《校長日誌》誰にも穏やかな居場所を~読売新聞埼玉版コラムより~

 12月4日付けの読売新聞埼玉版のコラム「支局から」で、徳毛貴文さいたま支局長がコラムを書いていたので紹介します。


 公開中の映画「この世界の片隅に」(こうの史代原作、片渕須直監督)が話題です。舞台は戦時中の広島・呉。見知らぬ土地に嫁いだ主人公・すずは野草で料理を作るなど、物資が減る中で工夫を重ね、1日1日をひたむきに生きます。

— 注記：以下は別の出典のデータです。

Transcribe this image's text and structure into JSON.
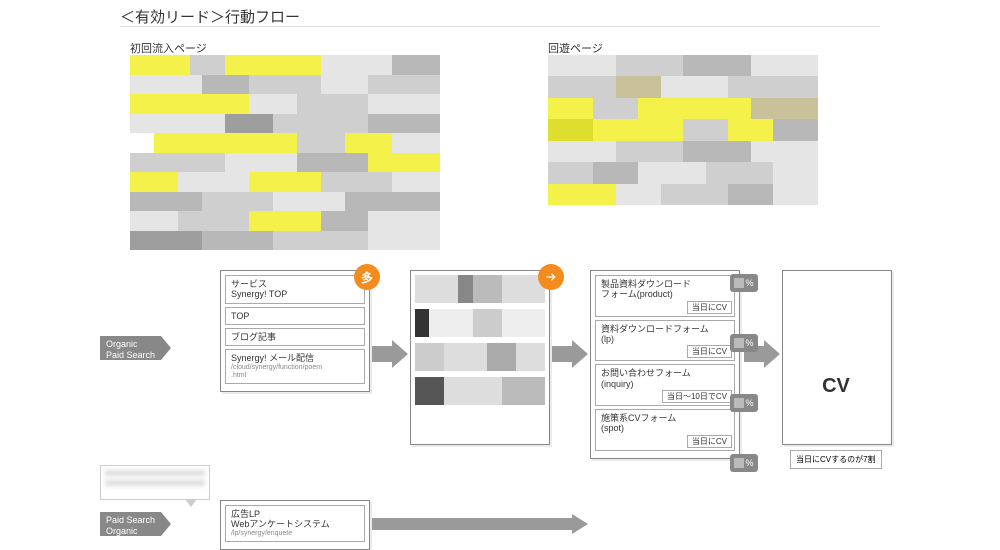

しかし、すずは空襲で「かけがいのないもの」を失ってしまいます。「ここにいていいのか」と悩むすず。戦争は日常を懸命に生きる人からささやかな居場所すら奪っていくのです。これは過去の物語でしょうか。戦争を「いじめ」「生活苦」「虐待」などに置き換えたらどうでしょう。「いつも時代の誰にも、ふつうの暮らしと穏やかな居場所があってほしい」。映画には、こんな願いが込められているように思います。

 東松山市の河川敷で、井上翼さん(当時16歳)を死なせたとして少年5人が起訴されたり少年院に送られたりした事件で、県教育委員会などの検証委員会が中間報告をまとめました(1130日埼玉版)。そこには、5人が様々な事情で「居場所」を失った様子がうかがえます。

 ある少年は、家庭環境の問題に加えて病気も抱え、人間関係の作り方が身につかないまま高校を中退してしまいました。別の少年は安心して生活できる場所がなく、似た環境の非行少年と外泊を重ねて学校の指導が届かない状態でした。

 子供たちを被害者や加害者にしないため、何ができるのか。ささやかな居場所をどうしたら作れるのか。報告書は私たち大人に、重く問いかけています。


 この文章を、本来、教育のプロであるべき私たち教員はどのように受け止めるべきでしょうか。今回の東松山市の事件について、徳毛支局長が指摘するような問題意識を持って、中間報告の記事を読んでいるでしょうか。

 鳩ヶ谷高校にも多様な生徒が実際に在籍しています。家庭的に恵まれている者もいれば、恵まれていない者もいます。同級生と楽しく高校生活を送っている者もいれば、同級生との距離感を保てずに悩んでいる者もいます。私たち教員一人一人がリアリティを持って、生徒一人一人の変化に気づき、しっかりと居場所があるように見守ってあげましょう。そのためには、私たち教員が常に情報を共有できる職場環境づくりが大切です。